Regarding the operative effect in the arms, the decreased circumference of the arms ranged from 2 to 9 cm (average 5.3 cm). The rate of preoperative versus postoperative excess circumference decreased in range from 25 to 94.7 percent (average 65.7 percent). As for the surgical effect in the legs, half the legs showed improvement. These postoperative improvements showed no correlation with the preoperative duration of edema and excess circumference in either the upper or lower extremities.
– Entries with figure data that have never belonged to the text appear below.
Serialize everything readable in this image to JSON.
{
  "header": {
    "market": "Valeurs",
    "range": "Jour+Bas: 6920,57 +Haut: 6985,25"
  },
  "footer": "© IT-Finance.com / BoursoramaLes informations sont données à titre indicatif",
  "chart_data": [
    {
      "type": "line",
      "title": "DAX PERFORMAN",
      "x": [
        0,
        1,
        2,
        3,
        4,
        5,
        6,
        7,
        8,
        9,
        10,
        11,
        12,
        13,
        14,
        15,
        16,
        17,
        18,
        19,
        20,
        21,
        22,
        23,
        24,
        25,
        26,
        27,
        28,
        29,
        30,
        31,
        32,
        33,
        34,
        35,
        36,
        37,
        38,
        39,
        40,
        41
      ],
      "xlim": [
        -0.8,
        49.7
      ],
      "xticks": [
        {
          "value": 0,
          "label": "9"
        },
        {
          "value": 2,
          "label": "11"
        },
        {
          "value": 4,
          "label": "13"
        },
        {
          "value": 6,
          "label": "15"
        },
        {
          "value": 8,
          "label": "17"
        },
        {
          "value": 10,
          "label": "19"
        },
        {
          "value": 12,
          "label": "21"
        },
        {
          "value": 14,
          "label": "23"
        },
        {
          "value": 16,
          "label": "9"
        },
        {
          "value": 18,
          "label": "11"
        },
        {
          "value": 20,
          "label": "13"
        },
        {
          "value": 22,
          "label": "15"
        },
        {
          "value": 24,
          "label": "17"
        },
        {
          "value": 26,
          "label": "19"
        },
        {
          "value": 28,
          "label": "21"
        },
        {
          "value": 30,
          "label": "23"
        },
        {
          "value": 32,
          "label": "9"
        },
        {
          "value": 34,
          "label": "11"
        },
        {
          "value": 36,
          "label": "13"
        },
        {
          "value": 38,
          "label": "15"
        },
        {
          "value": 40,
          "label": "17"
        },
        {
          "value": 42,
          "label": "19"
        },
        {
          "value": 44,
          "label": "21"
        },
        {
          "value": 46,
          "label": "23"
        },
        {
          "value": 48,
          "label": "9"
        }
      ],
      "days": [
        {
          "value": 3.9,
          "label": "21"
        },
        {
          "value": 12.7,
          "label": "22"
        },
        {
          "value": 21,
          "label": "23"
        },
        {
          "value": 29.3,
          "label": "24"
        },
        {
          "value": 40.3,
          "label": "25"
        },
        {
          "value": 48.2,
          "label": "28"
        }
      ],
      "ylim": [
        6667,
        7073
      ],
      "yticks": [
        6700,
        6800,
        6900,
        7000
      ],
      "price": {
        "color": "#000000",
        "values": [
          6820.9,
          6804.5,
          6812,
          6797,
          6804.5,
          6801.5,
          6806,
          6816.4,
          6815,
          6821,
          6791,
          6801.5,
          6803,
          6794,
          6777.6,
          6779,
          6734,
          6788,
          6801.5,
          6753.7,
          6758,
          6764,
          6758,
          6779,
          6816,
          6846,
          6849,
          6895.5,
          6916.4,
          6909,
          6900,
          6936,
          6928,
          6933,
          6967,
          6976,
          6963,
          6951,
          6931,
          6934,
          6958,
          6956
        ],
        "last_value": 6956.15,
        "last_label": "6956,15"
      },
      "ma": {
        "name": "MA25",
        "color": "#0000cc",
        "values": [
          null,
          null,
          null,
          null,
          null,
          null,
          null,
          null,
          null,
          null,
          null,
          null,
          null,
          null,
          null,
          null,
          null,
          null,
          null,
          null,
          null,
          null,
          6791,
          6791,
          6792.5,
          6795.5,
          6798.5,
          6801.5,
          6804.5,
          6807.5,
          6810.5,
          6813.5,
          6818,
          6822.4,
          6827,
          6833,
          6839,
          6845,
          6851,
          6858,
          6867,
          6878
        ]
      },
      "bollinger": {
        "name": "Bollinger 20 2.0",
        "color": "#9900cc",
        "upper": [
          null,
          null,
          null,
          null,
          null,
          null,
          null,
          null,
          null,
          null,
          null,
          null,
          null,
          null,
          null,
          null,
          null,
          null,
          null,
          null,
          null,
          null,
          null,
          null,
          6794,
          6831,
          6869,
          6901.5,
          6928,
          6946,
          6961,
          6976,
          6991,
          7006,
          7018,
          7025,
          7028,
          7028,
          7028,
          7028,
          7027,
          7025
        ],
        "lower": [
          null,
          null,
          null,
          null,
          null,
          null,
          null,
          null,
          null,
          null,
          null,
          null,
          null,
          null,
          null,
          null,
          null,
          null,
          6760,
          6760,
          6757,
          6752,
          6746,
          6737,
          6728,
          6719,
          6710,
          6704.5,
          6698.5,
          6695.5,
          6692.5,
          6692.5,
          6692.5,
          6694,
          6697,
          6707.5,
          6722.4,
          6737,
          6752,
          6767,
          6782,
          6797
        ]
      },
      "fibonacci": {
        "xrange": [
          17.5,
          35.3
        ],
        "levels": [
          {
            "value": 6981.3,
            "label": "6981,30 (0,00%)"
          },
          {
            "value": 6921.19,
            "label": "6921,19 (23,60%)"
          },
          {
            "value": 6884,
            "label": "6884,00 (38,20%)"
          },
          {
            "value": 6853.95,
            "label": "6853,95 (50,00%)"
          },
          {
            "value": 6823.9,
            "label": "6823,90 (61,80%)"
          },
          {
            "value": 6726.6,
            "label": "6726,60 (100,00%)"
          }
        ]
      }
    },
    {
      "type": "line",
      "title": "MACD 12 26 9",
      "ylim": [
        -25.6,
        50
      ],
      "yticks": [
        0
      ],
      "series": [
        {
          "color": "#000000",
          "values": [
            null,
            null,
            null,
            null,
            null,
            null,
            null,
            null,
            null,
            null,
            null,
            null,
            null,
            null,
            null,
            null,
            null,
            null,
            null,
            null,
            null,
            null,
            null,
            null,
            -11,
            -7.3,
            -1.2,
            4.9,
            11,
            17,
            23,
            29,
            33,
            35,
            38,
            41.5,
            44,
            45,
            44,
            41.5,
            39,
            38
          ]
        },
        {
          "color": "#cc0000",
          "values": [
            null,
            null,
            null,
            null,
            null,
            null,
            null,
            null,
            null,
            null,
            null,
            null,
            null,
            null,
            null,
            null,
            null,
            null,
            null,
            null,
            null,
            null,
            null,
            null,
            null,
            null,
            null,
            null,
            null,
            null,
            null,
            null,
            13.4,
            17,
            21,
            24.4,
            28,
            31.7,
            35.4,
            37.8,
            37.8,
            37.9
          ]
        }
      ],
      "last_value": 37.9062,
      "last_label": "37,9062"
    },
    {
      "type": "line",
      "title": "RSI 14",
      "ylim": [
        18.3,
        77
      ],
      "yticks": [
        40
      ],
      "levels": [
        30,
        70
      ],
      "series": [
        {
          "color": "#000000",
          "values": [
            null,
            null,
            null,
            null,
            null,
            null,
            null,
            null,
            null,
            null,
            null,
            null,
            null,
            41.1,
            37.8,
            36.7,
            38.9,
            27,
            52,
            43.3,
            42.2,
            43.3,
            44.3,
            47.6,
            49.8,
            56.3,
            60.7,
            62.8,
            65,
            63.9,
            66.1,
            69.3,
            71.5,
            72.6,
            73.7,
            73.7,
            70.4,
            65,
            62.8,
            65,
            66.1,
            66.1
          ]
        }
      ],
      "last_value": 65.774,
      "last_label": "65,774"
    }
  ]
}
Histologically, in the initial stage of lymphedema, there was destruction of both endothelial cells and smooth muscle cells in the proximal level of the lymphatic trunks. The lumen of some proximal trunks was then occluded by organization with a few small recanalizations, but the distal lymphatics remained patent with minimal destruction of both the endothelial cells and the smooth muscle cells even in the later stage of lymphedema. These results suggest that the occlusions of the lymphatic trunks and degeneration of the smooth muscle cells may start from the proximal ends of the extremities and that the timing of the occlusions and the degeneration of smooth muscle cells may not correspond to the duration of edema. It is also considered that because of the smooth muscle degeneration, the lymph-drainage capacity of the lymphatic trunks may be remarkably weakened in the proximal lymphatics of the extremities. Therefore, it is suggested that the remaining lymphatic drainage function with the smooth muscle cells may correlate with the postoperative improvement of edema. It is also suggested that the preoperative ultrastructural examination of the lymph-drainage capacity may be a suitable method for predicting the surgical effect and operative indication for lymphatic edema in the extremities. (Plast. Reconstr. Surg. 97: 397, 1996.)